Trump’s Iran War Is Dragging Him Down, and His Party With Him

Donald Trump began his second term in January 2025 with a 52% approval rating. By mid-July 2026, that number has fallen to 36%. His net approval sits at minus 23 points. And the primary reason is the war he promised he would never start.

An Economist/YouGov poll published this week shows 59% of Americans disapprove of Trump’s overall job performance. On Iran specifically, just 31% approve of how he is handling the conflict, while 59% disapprove. The same survey found that only 28% of Americans believe the country is headed in the right direction. Sixty-one percent say it is on the wrong track.

The numbers among his own voters tell the story. The share of Republicans who disapprove of Trump’s job performance has risen to 21%, up from just 5% when he took office in January 2025. His approval among Republicans has dropped to 79%, down from 91%. Even among self-described MAGA voters, support is down five points. Among independents, Trump’s approval on Iran stands at 22%.

What is driving the damage is not complicated. The war has pushed gasoline prices past $4 a gallon. Brent crude has traded well above $100 a barrel. Inflation, which Trump promised to crush on Day One, remains the top concern for voters across both parties, 30% of Americans name it as the country’s most important issue. Trump’s approval on handling inflation sits at minus 43 points, his worst score of the entire term.

The economic fallout is not abstract. US gas prices climbed to an average of $3.99 per gallon after the strikes began, up more than a dollar in a month. Mortgage rates have risen. Food prices have climbed. A Marist poll found that just 33% of Americans approve of how Trump is handling the economy, his lowest economic approval since taking office. Seventy-seven percent said the economy is in bad shape.

The political consequences are becoming visible. Democratic candidates now poll four points higher than their Republican counterparts in generic ballot surveys. Forty-four percent of respondents favor Democratic control of the House, against 40% for Republicans. The midterm elections are months away, but the trajectory is clear: a president at 36% approval with a net negative 23 rating carries no coattails.

Trump has tried to change the subject. He delivered a speech on election integrity this week and has been holding campaign-style events. But the Economist/YouGov survey found that 60% of respondents believe Trump has not focused on the country’s most important problems.
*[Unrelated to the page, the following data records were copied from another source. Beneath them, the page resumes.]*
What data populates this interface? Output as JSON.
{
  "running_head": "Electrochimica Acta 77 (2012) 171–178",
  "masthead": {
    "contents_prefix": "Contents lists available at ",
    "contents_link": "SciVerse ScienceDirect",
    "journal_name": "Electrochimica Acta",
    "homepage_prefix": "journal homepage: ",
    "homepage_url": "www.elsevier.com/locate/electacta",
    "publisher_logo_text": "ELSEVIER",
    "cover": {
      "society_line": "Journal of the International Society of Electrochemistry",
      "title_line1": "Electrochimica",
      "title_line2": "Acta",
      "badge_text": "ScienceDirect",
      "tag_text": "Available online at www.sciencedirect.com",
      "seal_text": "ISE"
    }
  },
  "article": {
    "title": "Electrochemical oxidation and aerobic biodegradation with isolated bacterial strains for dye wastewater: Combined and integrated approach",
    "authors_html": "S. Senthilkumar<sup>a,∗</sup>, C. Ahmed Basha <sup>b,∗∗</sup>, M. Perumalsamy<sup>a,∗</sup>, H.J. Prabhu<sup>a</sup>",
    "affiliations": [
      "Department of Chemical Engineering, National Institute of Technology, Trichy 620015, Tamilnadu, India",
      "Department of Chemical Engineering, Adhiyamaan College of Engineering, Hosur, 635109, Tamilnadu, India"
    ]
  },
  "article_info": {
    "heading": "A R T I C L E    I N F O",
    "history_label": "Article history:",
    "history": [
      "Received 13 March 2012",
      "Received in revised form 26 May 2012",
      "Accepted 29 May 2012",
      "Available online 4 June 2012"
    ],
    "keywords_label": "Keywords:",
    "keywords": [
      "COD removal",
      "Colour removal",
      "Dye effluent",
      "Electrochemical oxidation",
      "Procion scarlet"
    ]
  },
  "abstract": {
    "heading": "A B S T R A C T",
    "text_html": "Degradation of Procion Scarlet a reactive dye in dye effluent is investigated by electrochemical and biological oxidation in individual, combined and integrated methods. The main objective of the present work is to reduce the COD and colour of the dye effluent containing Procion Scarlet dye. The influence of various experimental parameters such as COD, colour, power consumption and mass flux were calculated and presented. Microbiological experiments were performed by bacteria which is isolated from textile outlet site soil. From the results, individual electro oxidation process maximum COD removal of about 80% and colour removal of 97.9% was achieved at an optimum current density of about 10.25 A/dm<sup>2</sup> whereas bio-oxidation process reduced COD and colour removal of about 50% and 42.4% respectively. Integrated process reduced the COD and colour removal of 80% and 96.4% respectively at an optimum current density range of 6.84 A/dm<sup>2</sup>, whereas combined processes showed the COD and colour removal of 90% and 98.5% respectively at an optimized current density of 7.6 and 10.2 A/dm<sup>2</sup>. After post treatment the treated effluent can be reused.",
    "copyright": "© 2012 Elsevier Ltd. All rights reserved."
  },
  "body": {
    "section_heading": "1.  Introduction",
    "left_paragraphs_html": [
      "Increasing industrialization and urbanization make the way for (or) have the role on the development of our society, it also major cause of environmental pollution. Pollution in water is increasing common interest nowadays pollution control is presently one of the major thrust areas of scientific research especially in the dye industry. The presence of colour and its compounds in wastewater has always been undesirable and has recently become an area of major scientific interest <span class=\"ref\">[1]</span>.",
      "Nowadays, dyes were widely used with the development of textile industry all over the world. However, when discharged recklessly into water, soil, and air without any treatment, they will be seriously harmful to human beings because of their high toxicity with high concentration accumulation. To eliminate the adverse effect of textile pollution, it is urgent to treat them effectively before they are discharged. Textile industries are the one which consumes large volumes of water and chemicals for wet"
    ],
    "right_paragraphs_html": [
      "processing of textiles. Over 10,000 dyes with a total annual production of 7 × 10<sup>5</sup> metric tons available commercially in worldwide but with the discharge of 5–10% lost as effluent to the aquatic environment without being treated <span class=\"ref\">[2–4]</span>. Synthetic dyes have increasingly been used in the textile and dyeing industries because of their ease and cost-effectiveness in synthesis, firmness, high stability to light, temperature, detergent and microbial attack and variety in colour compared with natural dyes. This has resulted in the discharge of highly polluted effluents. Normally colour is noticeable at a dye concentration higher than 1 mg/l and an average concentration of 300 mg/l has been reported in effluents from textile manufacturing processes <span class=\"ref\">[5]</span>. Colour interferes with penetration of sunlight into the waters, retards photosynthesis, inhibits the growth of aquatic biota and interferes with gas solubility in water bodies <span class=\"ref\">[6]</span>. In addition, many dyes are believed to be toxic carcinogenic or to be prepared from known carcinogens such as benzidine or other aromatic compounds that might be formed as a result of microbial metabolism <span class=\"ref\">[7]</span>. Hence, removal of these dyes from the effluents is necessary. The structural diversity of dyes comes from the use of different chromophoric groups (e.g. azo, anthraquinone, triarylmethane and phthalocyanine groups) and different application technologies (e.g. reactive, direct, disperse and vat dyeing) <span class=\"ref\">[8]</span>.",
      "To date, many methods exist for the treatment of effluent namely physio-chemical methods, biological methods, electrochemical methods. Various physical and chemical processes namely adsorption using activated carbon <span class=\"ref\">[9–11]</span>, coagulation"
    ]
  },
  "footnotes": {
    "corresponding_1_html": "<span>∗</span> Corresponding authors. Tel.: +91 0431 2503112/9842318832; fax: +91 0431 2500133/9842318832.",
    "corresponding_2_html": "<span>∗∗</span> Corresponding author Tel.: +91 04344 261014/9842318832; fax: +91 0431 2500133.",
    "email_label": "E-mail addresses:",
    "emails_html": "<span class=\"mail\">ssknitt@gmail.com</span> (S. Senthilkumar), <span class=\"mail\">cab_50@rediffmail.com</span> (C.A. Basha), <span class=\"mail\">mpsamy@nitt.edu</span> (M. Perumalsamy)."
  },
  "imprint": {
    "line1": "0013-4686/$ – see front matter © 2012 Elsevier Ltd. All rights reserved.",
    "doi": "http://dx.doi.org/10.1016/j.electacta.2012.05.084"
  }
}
The irony is that Trump sold himself to voters as a peacemaker. At his second inauguration, he said: “We will measure our success not only by the battles we win but also by the wars we end, and perhaps most importantly, the wars we never get into. My proudest legacy will be that of a peacemaker.” Fourteen months later, the United States is fighting a shooting war with Iran that has no end in sight, with Trump now considering expanding the strikes deeper into Iranian territory.

A brief ceasefire earlier this year produced a slight uptick, but it collapsed. The Economist/YouGov poll from mid-July shows his worst numbers since the Capitol riot at the end of his first term, when he hit 29%. The lowest approval for any modern president was Harry Truman at 22% in 1952. Trump is trending in that direction.

Wars have a way of consuming presidencies. Trump’s Iran war is consuming his.